Diagnosis of the East Rapti river basin of Nepal

Type Journal Article - Integrated Water-Resources Management in a River-Basin Context
Title Diagnosis of the East Rapti river basin of Nepal
Author(s)
Publication (Day/Month/Year) 2001
Page numbers 57-89
URL http://ageconsearch.umn.edu/bitstream/118403/2/H030265.pdf#page=61
Abstract
Much research has been done and valuable recommendations made to increase the effectiveness
of farmer-managed irrigation systems (FMIS) in Nepal (Gill 1996). However, an integrated
approach emphasizes that development policy should not merely work on issues of one sector
and resource scarcity but shift attention to multiple sectors and access to resources.
Despite continued government efforts to curb poverty, 42 percent of the population in
Nepal still suffer from poverty (Vaidya 1999). There have been many debates and criticisms
about the government’s welfare interventions in this mountainous country (Jodha 1995;
Bandyopadhyay and Gyawali 1994; Giri 1992). In the case of utilization of water resources,
state-led development activities have demonstrated a bias in irrigation and rural water supply
that ignored or bypassed village communities (Bandyopadhyay and Gyawali 1994; ERL 1988).

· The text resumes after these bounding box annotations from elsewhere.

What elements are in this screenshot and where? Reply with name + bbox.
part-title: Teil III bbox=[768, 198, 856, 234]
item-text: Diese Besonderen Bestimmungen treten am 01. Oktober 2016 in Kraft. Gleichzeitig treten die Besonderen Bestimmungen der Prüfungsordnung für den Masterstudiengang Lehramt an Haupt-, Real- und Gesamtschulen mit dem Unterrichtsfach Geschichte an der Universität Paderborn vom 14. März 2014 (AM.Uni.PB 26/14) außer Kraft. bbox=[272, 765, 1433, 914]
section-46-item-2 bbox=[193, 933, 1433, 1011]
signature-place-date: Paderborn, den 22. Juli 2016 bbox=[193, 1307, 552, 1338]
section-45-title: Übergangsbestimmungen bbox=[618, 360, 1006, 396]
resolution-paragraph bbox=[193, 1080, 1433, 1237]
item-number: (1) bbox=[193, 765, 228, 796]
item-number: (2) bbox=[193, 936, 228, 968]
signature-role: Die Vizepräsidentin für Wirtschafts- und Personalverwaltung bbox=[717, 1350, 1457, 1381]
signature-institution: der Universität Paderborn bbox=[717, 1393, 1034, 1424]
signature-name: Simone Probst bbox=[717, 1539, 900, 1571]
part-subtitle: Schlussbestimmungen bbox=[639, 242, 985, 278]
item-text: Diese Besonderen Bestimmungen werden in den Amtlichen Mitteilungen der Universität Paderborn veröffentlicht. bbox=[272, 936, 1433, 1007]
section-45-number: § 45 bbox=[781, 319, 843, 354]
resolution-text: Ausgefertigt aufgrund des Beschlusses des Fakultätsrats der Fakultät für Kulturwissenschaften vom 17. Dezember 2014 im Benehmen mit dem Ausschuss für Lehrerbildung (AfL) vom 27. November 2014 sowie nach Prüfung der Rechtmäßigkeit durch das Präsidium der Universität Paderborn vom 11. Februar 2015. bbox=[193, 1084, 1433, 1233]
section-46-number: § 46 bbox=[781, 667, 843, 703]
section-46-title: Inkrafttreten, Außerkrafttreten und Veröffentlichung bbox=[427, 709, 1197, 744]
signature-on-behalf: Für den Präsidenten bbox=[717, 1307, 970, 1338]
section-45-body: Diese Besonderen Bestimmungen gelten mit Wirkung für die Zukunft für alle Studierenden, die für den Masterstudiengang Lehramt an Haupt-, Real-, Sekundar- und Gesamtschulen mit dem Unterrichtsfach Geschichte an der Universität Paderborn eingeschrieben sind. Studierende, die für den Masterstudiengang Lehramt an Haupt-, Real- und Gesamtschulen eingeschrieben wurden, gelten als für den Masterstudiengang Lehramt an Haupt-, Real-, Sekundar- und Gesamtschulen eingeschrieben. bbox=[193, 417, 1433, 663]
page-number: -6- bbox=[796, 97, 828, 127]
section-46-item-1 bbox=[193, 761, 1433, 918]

The cumulative effects of the past efforts can also be illustrated by the national statistics of
increased food deficit during 1989–97 that are attributed to decreased agricultural productivity
(MDD 1998[xx This is not referenced]). As the conventional development approaches could
not meet the expectation placed on them to sustain agricultural productivity and to keep up
natural resources systems, a shift in the development paradigm to newer concepts has now
begun to gain momentum.
Some of the implications of the above debates and conclusions might have been very
instrumental for the government to emphasize in the Ninth Five-Year Plan (1997–2002) for the
development of a policy on overall water resources. The baseline document of the Ninth FiveYear
Plan puts forth the necessity of discouraging earlier sectoral- or subsectoral-biased policies
and developing an overall water resources policy that will emphasize managing the growing
inter-sectoral competition over water use (National Planning Commission [NPC] 1997)
Embracing the idea of a basin approach to water resources management and to contribute
to the national objective of poverty alleviation, the Water Management Study Program (WMSP)
at the Institute of Agriculture and Animal Sciences (IAAS), Tribhuvan University, Rampur,
Chitwan, Nepal collaborated with the International Water Management Institute (IWMI), Sri
Lanka and the Department of Irrigation, Kathmandu, Nepal for a series of studies on a) the
performance assessment of irrigation systems, b) socioeconomic and stakeholder analysis, c)
institutional analysis, and d) water accounting of the east Rapti river basin of Nepal for
developing effective water management institutions.